Accept

The HTTP Accept request header indicates the media types a client prefers to receive from the server.

Usage

The Accept header drives content negotiation. A client sends a list of media types ranked by preference, and the server selects the best match from the representations available for the requested resource.

Browsers set this header automatically based on the request context. A navigation request typically asks for text/html, while an image element asks for common image formats. API clients often send application/json or application/xml.

When the server has no representation matching any listed type, the expected response is 406 Not Acceptable. In practice, many servers ignore the header and return the default representation instead.

Directives

media-type/subtype

A specific media type such as text/html or application/json. The server treats the full type/subtype pair as a concrete preference.

media-type/*

A wildcard subtype. image/* signals acceptance of any image format, whether image/png, image/webp, or image/avif.

\*/\*

Accepts any media type. This wildcard acts as a fallback when no other type matches.

;q= (quality value)

A weight between 0 and 1 expressing relative preference. Higher values indicate stronger preference. When omitted, the default weight is 1.0. A value of 0 means the type is not acceptable.

Example

A browser requesting an HTML page sends several media types ranked by quality value. The highest-weighted type the server supports wins.

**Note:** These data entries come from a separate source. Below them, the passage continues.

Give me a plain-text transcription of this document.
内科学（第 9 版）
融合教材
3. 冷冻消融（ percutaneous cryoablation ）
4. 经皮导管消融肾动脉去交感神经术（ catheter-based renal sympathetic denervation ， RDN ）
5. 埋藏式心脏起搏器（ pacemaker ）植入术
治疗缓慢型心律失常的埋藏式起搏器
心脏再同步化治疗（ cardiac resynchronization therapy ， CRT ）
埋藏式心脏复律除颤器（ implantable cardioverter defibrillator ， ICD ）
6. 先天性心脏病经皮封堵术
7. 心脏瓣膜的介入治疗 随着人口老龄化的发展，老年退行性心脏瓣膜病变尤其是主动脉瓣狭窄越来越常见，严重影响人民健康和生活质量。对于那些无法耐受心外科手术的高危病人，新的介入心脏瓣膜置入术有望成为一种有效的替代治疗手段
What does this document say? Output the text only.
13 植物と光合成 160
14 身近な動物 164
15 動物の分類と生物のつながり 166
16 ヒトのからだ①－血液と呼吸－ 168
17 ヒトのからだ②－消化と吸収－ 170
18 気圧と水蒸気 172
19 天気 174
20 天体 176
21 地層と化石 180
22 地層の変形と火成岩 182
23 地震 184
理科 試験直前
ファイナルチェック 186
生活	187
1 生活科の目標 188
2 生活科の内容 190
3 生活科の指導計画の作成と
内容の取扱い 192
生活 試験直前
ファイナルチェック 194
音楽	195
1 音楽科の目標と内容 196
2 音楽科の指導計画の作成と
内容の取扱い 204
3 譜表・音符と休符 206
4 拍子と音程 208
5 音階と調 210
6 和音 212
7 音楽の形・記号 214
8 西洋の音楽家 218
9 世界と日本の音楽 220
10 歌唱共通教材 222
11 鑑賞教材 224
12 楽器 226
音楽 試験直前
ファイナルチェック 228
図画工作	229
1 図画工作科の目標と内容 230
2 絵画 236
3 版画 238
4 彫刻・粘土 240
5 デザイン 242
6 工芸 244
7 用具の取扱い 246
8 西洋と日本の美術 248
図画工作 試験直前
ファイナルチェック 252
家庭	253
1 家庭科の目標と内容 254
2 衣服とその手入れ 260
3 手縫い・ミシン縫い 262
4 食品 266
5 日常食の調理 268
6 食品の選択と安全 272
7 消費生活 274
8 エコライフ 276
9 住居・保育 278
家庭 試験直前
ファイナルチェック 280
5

Accept: text/html, application/xhtml+xml, */*;q=0.8

An API client requesting JSON with an XML fallback assigns a lower quality value to XML.

Accept: application/json, application/xml;q=0.9

An AI agent requesting a page in Markdown to reduce token consumption, with an HTML fallback.

Accept: text/markdown, text/html;q=0.9

AI agents and content negotiation

CDN providers like Cloudflare convert HTML pages to Markdown on the fly when a request includes Accept: text/markdown. The conversion reduces token count by up to 80%, making content negotiation a practical optimization for LLM-based agents and crawlers.

An API client requesting structured error responses uses application/problem+json alongside the regular content type. The server returns problem details for errors and JSON for successful responses.

Accept: application/problem+json, application/json

A request listing multiple text formats with explicit priorities. text/html carries the default weight of 1.0, text/plain follows at 0.9, any other text format at 0.8, and everything else at 0.7.

Accept: text/html, text/plain;q=0.9, text/*;q=0.8, */*;q=0.7

Note

When two types share the same quality value, the more specific type takes precedence. If both text/html and text/* carry a weight of 1.0, the server selects text/html.

Takeaway

The Accept header tells the server which media types the client prefers, enabling content negotiation so the server returns the most appropriate representation.